Bush has recently fretted about Russian involvement in American elections but when he was president, Bush acted las if the United States was entitled to intervene in any foreign election he pleased. He boasted in 2005 that his administration had budgeted almost $5 billion “for programs to support democratic change around the world,” much of which was spent to tamper with foreign elections.

The Bush administration spent over $65 million to boost their favored candidate in the 2004 Ukraine election, including “helping to underwrite exit polls indicating he won a disputed runoff election,” according to the Associated Press. Yet, with boundless hypocrisy, Bush proclaimed that “any (Ukrainian) election … ought to be free from any foreign influence.” The Bush administration rushed $2 million to aid the ruling Fatah party to help them thwart Hamas in a 2005 Palestinian election, to no avail. U.S. government-financed organizations helped spur coups in Venezuela in 2002 and Haiti in 2004. Both of those nations remain political train wrecks.

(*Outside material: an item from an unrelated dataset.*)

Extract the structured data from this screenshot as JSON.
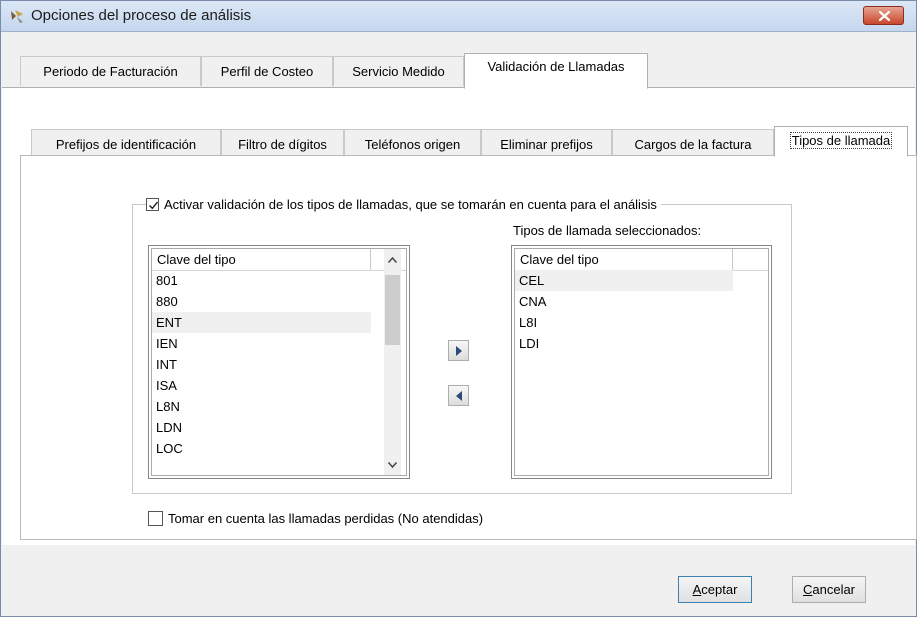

In his October speech, Bush boasted: “No democracy pretends to be a tyranny.” But as president, Bush acted as if ravaging the Constitution was part of his job description. Shortly after 9/11, Bush turned back the clock to before 1215 (when the Magna Carta was signed), formally suspending habeas corpus and claiming a prerogative to imprison indefinitely anyone he labeled a terrorist suspect. In 2002, Justice Department lawyers informed Bush that the president was entitled to violate the law during wartime — and the war on terror was expected to continue indefinitely. In 2004, Bush White House counsel Alberto Gonzales formally asserted a “commander-in-chief override power” entitling presidents to ignore the Bill of Rights.

Under Bush, the U.S. government championed barbaric practices which did more to destroy America’s moral credibility than all of Trump’s tweets combined.  Bush’s “enhanced interrogation” regime included endless high-volume repetition of a “Meow Mix” cat food commercial at Guantanamo, head slapping, waterboarding, exposure to frigid temperatures, and manacling for many hours in stress positions. After the Supreme Court rebuffed some of Bush’s power grabs in 2006, he pushed through Congress a bill that retroactively legalized torture — one of the worst legislative disgraces since the Fugitive Slave Act of 1850.

In his October spiel, Bush also bemoaned: “Our politics seems more vulnerable to conspiracy theories and outright fabrication.” Coming from Bush, this had as much credibility as former president Bill Clinton lamenting the decline of chastity. As the lies by which he sold the Iraq war became exposed, Bush resorted to vilifying critics as if they were traitors in a 2006 speech to the Veterans of Foreign Wars.

George W. Bush should have permanently taught Americans that presidents are most dangerous when seeking to con the nation into unnecessary wars — for democracy or any other pretext.  Unfortunately, the recent media consecration of Bush may be expunging that bitter lesson. It is possible to vigorously oppose Trump’s abuses without fomenting delusions about his predecessors.

James Bovard is a USA Today columnist and the author of 10 books, including “Lost Rights: The Destruction of American Liberty” (St. Martin’s Press, 1994).